Never a broken bone. Never an ER visit. Never had I been in for anything.

Ugh the nausea.

Why again was I here? Oh right, “low WBCs.” English? Low white blood count. Found during a routine physical I had in May back in California. There are any number of reasons for low WBCs including leukemia, genes, and ‘just because.’ Great.

I’ve heard that cancer patients going through chemotherapy get really sick and experience a variety of adverse side effects including terrible nausea. Some patients can’t take the chemo anymore and just want to go back to their own bed in their own house. I’ve always thought that if I ever got cancer, I wouldn’t give up. No sir.

Ha. If that little episode of mine and the medical flash mob and the nausea was my intro to hospitals — albeit the tiniest, least dramatic, most microscopic deal ever — I want nothing to do with getting sick. Common cold? Fine. Seasonal allergies? We’re BFFs. Anything else dare tread in my personal pool of healthiness and good luck to me. I don’t like fighting.

Which brings me back to those dragonflies. You know how sometimes, in an effort to comfort someone going through a crisis or a rough patch, a person will say, “At least you have your health”? I for one, don’t ever remember my life being in such dire straits as to deserve that piece of verbal (non)comfort. I have my health and so much more.

I have perfect health, actually. (My WBCs came out higher this time. It seems as though the low count found in May was “just because.”) Good health aside, I have two wonderful parents, awesome friends, a great relationship with my sister, and a boyfriend who loves me dearly. I live on a beautiful earth, with blue-green water sparking in the distance, and dragonflies.

Finally after making it out of the lab (via wheelchair), my mom and I sat in the exam room together waiting for the hematologist. I teared up.

“What’s the matter sweetie? What’s going through your head?” asked Mom.

I mumbled something about nausea and cancer. I think she chalked it up to nervousness about being in the “Cancer Center.”

“Yes, it’s a terrible name,” said the doctor, after giving me the good news that my WBCs were back up. “It just gives a bad impression. I’m just not high enough in the chain of command around here to get someone to change it. That’s why we, especially since we’re located in this building, are called the ‘Benign Hematology’ department. Emphasis on benign.”

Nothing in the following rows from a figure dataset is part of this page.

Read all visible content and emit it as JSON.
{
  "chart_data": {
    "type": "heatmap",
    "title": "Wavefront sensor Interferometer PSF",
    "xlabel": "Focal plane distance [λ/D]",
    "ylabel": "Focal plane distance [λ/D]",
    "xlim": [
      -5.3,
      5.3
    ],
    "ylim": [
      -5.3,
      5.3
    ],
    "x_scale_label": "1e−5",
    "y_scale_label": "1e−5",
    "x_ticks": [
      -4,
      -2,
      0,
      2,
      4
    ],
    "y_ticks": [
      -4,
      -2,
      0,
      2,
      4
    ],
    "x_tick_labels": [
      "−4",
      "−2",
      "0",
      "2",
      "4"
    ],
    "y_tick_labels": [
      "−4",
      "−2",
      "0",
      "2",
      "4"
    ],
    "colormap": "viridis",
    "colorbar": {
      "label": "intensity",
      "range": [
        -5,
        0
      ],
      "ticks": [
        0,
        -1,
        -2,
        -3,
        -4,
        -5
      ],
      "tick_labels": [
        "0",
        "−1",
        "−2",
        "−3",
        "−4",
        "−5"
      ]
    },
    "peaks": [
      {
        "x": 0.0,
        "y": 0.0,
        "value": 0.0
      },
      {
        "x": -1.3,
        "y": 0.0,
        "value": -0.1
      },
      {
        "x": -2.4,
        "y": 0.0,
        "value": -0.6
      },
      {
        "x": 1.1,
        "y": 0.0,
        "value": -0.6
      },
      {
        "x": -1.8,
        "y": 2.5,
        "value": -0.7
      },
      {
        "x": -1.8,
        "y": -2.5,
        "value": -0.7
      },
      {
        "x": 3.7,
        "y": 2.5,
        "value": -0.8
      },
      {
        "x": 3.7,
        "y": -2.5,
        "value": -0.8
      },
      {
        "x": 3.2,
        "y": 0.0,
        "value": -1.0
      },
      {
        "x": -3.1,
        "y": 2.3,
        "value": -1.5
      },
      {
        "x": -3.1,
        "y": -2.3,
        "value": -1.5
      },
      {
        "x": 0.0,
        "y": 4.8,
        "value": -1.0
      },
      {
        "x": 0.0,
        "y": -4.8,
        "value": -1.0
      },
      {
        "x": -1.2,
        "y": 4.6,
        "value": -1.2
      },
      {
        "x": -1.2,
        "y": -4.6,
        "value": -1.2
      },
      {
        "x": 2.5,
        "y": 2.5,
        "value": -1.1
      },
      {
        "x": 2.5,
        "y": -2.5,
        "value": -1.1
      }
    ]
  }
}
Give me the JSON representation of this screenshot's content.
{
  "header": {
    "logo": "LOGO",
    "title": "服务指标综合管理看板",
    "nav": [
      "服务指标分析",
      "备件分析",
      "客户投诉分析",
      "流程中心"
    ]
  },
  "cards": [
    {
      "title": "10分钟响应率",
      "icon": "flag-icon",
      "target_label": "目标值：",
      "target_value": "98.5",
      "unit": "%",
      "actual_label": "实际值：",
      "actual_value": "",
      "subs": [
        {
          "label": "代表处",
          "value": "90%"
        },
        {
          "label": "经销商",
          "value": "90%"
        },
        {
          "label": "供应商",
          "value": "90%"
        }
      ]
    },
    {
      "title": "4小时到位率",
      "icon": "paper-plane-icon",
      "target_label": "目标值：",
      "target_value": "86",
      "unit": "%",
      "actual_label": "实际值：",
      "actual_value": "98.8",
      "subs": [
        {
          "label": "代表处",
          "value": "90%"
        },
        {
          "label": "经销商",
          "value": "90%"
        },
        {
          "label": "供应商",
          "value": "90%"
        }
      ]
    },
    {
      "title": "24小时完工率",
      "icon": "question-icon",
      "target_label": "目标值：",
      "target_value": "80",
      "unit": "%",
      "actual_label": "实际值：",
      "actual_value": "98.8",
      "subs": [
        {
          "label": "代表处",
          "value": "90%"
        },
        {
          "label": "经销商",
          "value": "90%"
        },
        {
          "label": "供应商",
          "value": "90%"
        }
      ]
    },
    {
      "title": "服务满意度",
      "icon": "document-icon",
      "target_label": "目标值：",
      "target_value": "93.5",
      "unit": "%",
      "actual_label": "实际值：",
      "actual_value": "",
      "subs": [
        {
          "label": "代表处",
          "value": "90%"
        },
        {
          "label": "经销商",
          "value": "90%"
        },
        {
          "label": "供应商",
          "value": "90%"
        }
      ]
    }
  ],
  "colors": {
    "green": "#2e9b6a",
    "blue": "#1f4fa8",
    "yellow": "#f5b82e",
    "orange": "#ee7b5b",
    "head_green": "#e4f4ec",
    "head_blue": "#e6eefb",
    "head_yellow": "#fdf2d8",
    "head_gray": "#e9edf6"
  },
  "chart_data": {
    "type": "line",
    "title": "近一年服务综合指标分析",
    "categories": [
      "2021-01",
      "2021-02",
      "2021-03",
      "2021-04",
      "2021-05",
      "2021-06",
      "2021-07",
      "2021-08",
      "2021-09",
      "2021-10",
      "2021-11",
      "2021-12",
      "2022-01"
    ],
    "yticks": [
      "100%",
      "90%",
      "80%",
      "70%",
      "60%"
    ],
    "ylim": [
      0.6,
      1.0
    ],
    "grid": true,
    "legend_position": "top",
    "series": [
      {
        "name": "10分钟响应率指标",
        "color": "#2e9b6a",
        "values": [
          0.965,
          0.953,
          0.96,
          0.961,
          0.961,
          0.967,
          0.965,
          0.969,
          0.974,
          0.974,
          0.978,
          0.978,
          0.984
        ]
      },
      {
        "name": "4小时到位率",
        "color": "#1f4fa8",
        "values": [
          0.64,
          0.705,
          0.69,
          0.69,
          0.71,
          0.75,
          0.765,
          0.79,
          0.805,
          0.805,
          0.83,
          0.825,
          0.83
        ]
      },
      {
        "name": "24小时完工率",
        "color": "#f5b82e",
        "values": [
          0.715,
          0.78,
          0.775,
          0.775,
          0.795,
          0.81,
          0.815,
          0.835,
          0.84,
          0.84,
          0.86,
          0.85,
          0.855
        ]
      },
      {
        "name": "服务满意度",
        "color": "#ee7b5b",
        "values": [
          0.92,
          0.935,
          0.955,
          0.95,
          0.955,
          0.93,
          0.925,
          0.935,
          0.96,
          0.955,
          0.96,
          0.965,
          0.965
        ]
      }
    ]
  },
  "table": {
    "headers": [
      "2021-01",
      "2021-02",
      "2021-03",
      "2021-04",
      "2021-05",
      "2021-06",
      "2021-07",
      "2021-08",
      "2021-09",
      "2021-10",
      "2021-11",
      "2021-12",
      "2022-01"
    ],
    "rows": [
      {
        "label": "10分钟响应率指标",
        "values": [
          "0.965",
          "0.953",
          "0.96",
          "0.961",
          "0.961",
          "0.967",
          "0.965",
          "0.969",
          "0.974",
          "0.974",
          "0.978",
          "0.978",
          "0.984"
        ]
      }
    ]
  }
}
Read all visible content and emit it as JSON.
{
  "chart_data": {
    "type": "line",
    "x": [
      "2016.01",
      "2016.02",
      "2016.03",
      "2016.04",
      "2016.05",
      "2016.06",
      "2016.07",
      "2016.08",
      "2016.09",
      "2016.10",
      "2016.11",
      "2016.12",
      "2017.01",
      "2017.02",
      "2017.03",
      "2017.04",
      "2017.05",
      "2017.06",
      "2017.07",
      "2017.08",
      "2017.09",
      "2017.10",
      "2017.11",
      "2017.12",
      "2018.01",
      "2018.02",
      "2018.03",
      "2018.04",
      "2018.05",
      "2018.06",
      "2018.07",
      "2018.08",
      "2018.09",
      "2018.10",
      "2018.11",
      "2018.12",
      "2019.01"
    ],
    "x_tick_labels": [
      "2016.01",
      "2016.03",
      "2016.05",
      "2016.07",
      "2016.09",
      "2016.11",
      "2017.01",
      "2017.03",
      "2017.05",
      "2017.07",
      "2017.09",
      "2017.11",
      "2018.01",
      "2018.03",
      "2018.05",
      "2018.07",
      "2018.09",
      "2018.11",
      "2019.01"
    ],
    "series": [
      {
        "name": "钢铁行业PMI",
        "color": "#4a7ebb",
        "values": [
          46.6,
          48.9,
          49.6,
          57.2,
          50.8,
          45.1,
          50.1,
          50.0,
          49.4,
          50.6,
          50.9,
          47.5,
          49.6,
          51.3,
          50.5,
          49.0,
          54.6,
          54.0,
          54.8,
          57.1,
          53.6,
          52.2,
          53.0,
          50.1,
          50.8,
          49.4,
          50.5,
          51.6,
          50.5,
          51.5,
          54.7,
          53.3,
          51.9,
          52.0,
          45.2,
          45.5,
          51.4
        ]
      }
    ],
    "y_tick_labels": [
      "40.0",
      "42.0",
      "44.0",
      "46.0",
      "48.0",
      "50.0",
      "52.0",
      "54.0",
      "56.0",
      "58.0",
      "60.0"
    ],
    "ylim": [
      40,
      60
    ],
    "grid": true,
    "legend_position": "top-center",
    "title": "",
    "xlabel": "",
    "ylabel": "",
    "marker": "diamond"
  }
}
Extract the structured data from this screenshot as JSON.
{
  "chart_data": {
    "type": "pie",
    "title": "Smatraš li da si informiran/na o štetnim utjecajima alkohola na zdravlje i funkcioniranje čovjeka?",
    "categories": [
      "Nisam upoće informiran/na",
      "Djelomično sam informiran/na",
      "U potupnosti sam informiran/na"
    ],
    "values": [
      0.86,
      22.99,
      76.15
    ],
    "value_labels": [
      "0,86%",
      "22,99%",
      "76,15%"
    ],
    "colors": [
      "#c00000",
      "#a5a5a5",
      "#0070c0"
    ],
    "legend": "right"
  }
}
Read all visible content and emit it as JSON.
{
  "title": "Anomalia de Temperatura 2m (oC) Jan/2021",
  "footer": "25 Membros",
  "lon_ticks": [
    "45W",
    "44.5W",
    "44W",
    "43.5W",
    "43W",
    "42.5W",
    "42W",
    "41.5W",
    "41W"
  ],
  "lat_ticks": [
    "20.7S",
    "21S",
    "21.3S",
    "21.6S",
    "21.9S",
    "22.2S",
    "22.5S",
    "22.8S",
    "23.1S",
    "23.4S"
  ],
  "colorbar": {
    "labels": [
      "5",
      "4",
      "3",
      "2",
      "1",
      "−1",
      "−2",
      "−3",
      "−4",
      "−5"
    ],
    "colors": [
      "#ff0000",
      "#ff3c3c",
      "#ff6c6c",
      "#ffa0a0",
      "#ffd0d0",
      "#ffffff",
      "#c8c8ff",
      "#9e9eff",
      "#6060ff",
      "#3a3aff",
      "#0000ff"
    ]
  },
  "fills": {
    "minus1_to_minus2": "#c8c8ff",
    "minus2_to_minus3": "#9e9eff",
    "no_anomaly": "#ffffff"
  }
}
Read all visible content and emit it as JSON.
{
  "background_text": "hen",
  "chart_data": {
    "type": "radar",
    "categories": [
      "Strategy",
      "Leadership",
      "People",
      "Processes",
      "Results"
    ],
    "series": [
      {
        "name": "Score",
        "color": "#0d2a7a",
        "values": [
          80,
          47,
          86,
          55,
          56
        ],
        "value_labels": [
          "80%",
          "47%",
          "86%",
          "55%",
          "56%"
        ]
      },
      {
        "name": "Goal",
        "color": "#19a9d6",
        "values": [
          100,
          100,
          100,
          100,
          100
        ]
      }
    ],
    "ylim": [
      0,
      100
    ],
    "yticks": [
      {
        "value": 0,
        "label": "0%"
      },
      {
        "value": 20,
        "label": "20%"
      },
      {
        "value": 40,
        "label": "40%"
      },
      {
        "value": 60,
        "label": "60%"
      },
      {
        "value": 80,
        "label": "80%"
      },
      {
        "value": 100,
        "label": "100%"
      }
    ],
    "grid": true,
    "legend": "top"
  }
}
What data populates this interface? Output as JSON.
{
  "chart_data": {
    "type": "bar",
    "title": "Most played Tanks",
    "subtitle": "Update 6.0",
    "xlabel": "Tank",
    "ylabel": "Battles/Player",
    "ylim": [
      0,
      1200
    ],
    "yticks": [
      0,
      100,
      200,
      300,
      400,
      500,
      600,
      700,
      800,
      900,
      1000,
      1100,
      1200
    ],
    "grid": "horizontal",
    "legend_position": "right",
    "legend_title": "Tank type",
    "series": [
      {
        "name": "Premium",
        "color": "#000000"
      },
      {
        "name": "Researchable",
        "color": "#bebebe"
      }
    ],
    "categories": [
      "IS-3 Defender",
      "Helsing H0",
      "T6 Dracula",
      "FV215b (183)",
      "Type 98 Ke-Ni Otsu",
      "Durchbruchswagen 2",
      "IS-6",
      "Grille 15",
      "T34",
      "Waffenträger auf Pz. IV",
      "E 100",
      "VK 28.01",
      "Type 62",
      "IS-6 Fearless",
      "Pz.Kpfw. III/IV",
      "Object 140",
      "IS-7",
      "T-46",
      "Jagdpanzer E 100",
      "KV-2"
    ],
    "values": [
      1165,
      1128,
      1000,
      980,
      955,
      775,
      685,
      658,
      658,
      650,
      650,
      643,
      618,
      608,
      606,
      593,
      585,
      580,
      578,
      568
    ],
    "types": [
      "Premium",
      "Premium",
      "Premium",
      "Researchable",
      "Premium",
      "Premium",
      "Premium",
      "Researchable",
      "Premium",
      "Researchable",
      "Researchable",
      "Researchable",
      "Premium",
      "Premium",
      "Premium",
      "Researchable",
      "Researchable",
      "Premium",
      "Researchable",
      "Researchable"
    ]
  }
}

But really, it wasn’t the fear of cancer that made me all teary. It was the gratefulness I felt for the lack-there-of. Whereas a lot of other people would still be in the Cancer Center building, fighting, I knew that soon I’d feel right as rain and be back outside in the sunshine. It was the deep appreciation I felt for my health, my life, love and happiness.